Day 153, Walleye Tacos

Canadian caught walleye was on sale this week so I picked up a few packages. I used soft corn tortilla shells, but you could use hard ones if you prefer them.

1/2 cup sour cream
1/2 cup mayonnaise
1 fresh lime, juiced
1 jalapeno pepper, minced and seeded
1 tsp capers, minced
1/2 tsp dried oregano
1/2 tsp ground cumin
1 tsp cayenne

1 pound Walleye fillets, cut into 1 inch pieces
1 cup fish batter (Shore Lunch or equivalent)
1 egg, beaten
1 cup vegetable oil

1 (12 oz) package corn tortillas
1/2 medium head cabbage, finely shredded
1/2 cup Mexican cheese blend, shredded

Prepare sauce 2 hours or more ahead of time. In a medium bowl, mix together sour cream and mayonnaise. Gradually stir in fresh lime juice until mixture is slightly runny or as desired. Mix in jalapeno, capers, oregano, cumin and cayenne pepper. If desired, add additional lime juice or caper juice to thin out the sauce more. The longer the sauce sets, the stronger the flavors.
Heat oil in a large frying pan. Dip fish pieces into beaten egg; coat with fish batter. Fry over medium heat until crisp and golden brown, about 1-2 minutes per side. Drain on paper towels.
Heat the corn tortillas as directed on packaging. Top with fish, shredded cabbage, cheese and sauce.

Serves 8

I found the sauce to be a bit too spicy and would make it with 1/2 tsp cayenne pepper next time.

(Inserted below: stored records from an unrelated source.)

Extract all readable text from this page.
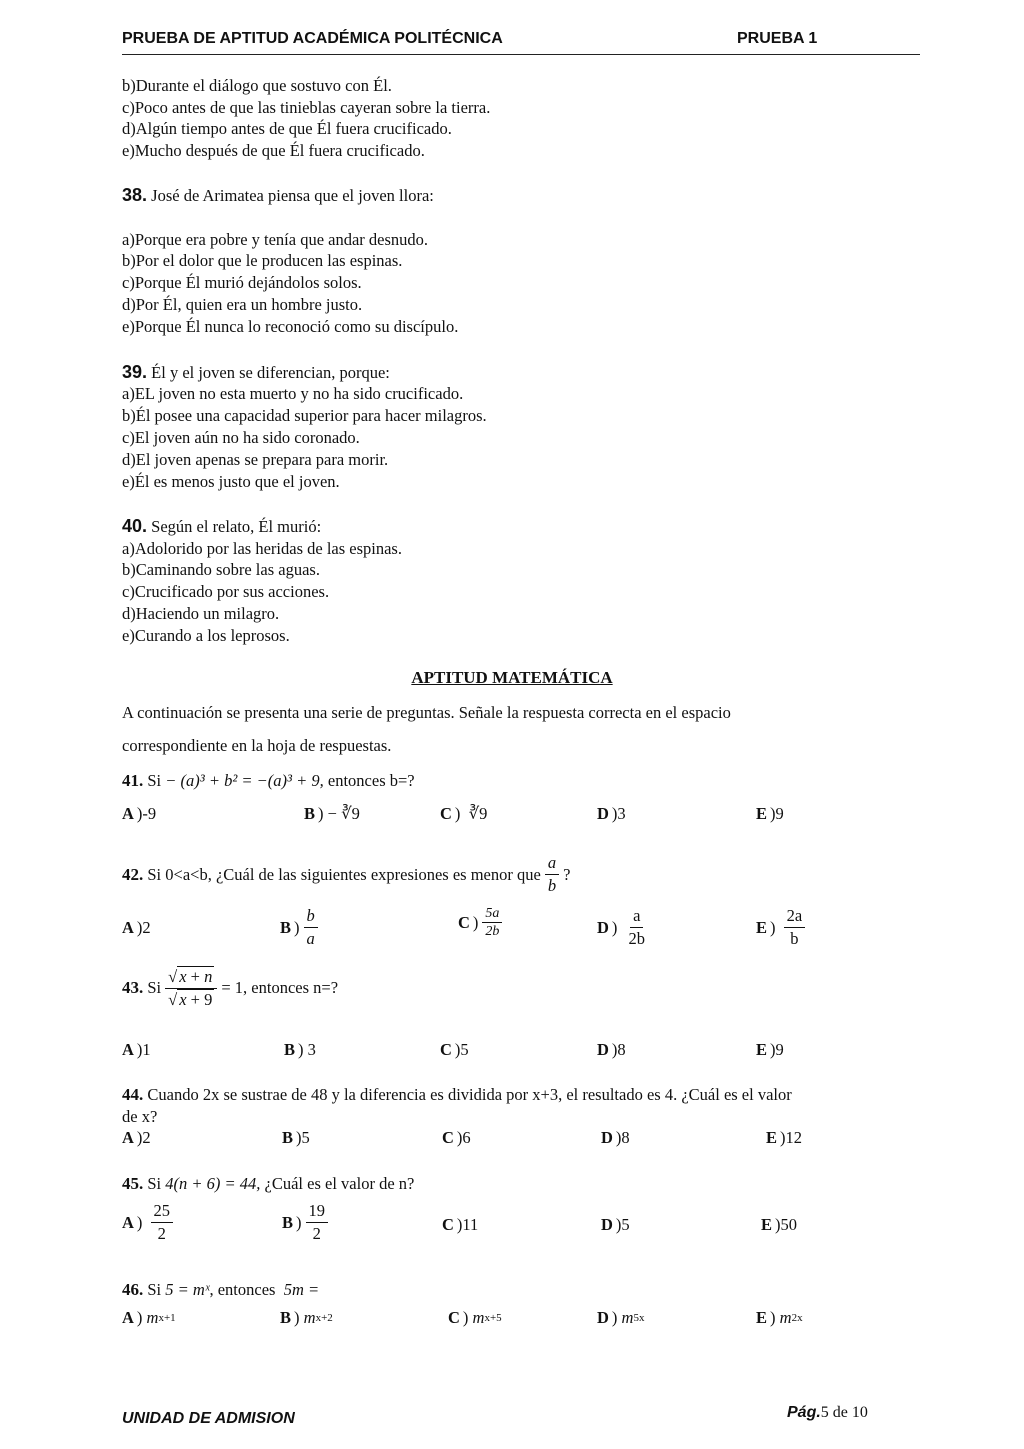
PRUEBA DE APTITUD ACADÉMICA POLITÉCNICA	PRUEBA 1
b)Durante el diálogo que sostuvo con Él.
c)Poco antes de que las tinieblas cayeran sobre la tierra.
d)Algún tiempo antes de que Él fuera crucificado.
e)Mucho después de que Él fuera crucificado.
38. José de Arimatea piensa que el joven llora:
a)Porque era pobre y tenía que andar desnudo.
b)Por el dolor que le producen las espinas.
c)Porque Él murió dejándolos solos.
d)Por Él, quien era un hombre justo.
e)Porque Él nunca lo reconoció como su discípulo.
39. Él y el joven se diferencian, porque:
a)EL joven no esta muerto y no ha sido crucificado.
b)Él posee una capacidad superior para hacer milagros.
c)El joven aún no ha sido coronado.
d)El joven apenas se prepara para morir.
e)Él es menos justo que el joven.
40. Según el relato, Él murió:
a)Adolorido por las heridas de las espinas.
b)Caminando sobre las aguas.
c)Crucificado por sus acciones.
d)Haciendo un milagro.
e)Curando a los leprosos.
APTITUD MATEMÁTICA
A continuación se presenta una serie de preguntas. Señale la respuesta correcta en el espacio
correspondiente en la hoja de respuestas.
41. Si − (a)³ + b² = −(a)³ + 9, entonces b=?
A ) -9	B ) − ∛9	C ) ∛9	D ) 3	E ) 9
42.
Si 0<a<b, ¿Cuál de las siguientes expresiones es menor que $\frac{a}{b}$ ?
A ) 2	B ) $\frac{b}{a}$	C ) $\frac{5a}{2b}$	D ) $\frac{a}{2b}$	E ) $\frac{2a}{b}$
43.
Si $\frac{√ x + n}{√ x + 9} = 1$,
entonces n=?
A ) 1	B ) 3	C ) 5	D ) 8	E ) 9
44. Cuando 2x se sustrae de 48 y la diferencia es dividida por x+3, el resultado es 4. ¿Cuál es el valor
de x?
A ) 2	B ) 5	C ) 6	D ) 8	E ) 12
45. Si 4(n + 6) = 44, ¿Cuál es el valor de n?
A ) $\frac{25}{2}$	B ) $\frac{19}{2}$	C ) 11	D ) 5	E ) 50
46. Si 5 = mˣ, entonces 5m =
A ) m x+1	B ) m x+2	C ) m x+5	D ) m 5x	E ) m 2x
UNIDAD DE ADMISION	Pág.5 de 10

When frying the fish, do not overcrowd, cook in batches if needed. It doesn't take much time to cook fish, only a couple of minutes from raw to crisp, keep an eye on them. The cabbage was pleasant on top of these tacos. It made them taste a little different than a beef taco, but remember these are fish tacos. I used a soft corn tortilla instead of the hard ones that are found everywhere. I found the soft ones in the Mexican food isle.

Flavor Rating: Great, a little spicy, but overall a pleasant flavor.

Ease of Preparation: Easy, just remember to make the sauce ahead of time, as early as the night before, if desired.